A operação de criminalização e intimidação está em processo. Reúne um amplo espectro partidário que vai dos governos do DEM aos do PT, mobilizando todo o aparelho repressivo do Estado. Já havia acontecido algo semelhante na terça-feira (10), no Distrito Federal, quando membros do Comitê Popular da Copa foram “visitados” por supostos fiscais do Tribunal Regional Eleitoral (TRE), o que mobilizou a Anistia Internacional e a OAB na defesa das liberdades políticas. Até agora o caso não foi esclarecido.
De um lado, o interesse econômico das empresas e corruptos (lucro da Fifa, dos patrocinadores, das empreiteiras, da mídia etc) e, de outro, o interesse político dos governos e partidos no poder (cálculo eleitoral e afirmação ideológica de projetos políticos) precisam, nesse contexto, de um grande discurso autoritário capaz de sintetizar as variadas dimensões do ufanismo e do terror que podem paralisar e mobilizar a população. Para isso, porém, não operam sozinhos. Obviamente, os donos da mídia, proprietários dos meios de produção de ideologias, não deixariam nossos caros conservadores na mão.
Propaganda de guerra
Vejamos as principais manchetes da página na internet d’O Globo que se referem à Copa do Mundo na noite do dia 11, véspera da abertura da Copa: “Polícia do Rio investiga ativistas ligados a Black Block”, “Protestos no dia da abertura preocupam Forças Armadas”, “Dilma: não teremos tolerância com vandalismo”, “Metroviários de SP descartam greve na abertura da Copa” e “Em clima de Mundial, Congresso fica esvaziado na véspera”.
O recado está dado: as forças de segurança estão mobilizadas para deter “ativistas, vândalos e manifestantes”; estes estão mobilizados e preocupam as forças de segurança; o resto da sociedade se mobiliza para assistir a Copa. Cada um no seu quadrado. No quadrado do discurso da mídia, esquadrinhou-se o lugar dos “criminosos” e dos “cidadãos de bem” (vulgo, torcedores). Chamem a polícia, o Exército, a Marinha e a Aeronáutica para garantir uma distância segura!
Uma das matérias da segunda-feira (9) do mesmo jornal poderia ser considerada um verdadeiro desfile militar impresso. A manchete dizia praticamente tudo que desfila pelas linhas que se seguem: “Militares assumem policiamento de estradas, aeroportos, hotéis e centros de treinamento”. Nunca antes na história desse país… Ou, quem sabe, nos tempos de Ditadura Civil-Militar.

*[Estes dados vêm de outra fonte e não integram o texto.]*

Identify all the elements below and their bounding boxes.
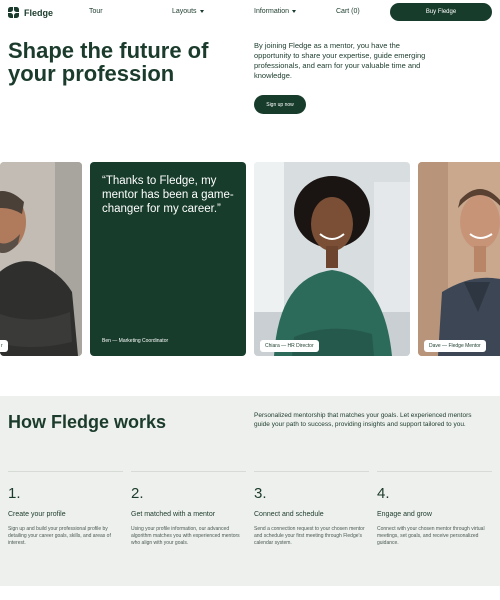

Esse mesmo grupo que fomenta o discurso ideológico da criminalização e intimidação tem tido, além dos lucros advindos da exclusividade de transmissão (leia-se monopólio), alguns benefícios dos nossos beneficentes governantes. Segundo matéria do portal UOL de fevereiro, a prefeitura do Rio de Janeiro vai gastar, por meio da Rio Eventos, mais de R$ 3,8 milhões em um estúdio de TV em Copacabana para emissoras privadas cobrirem a Copa do Mundo. Assim, quem se beneficia com o dinheiro público é a Rede Globo, que detém os direitos de transmissão no Brasil. Além disso, utiliza o espaço da Universidade do Estado do Rio de Janeiro (UERJ) para realizar a cobertura. Apropriação privada do bem público, você vê por aqui! Plim-plim.
Enquanto isso, a direita tradicional vem a público dizer que se a Copa não der certo a culpa é do governo federal. O governo federal e seus defensores vêm a público dizer que se a Copa não der certo a culpa é da direita e dos manifestantes. Espremidos em meio à politicagem e a máfia das megacorporações encontram-se os removidos, os silenciados, os devassados, os manifestantes, os grevistas, os NINJAS e uma série de sujeitos de uma sociedade em ebulição.
* Bruno Marinoni é repórter do Observatório do Direito à Comunicação, doutor em Sociologia pela UFPE e integrante do Conselho Diretor do Intervozes.
Texto originalmente publicado no Blog do Intervozes na Carta Capital.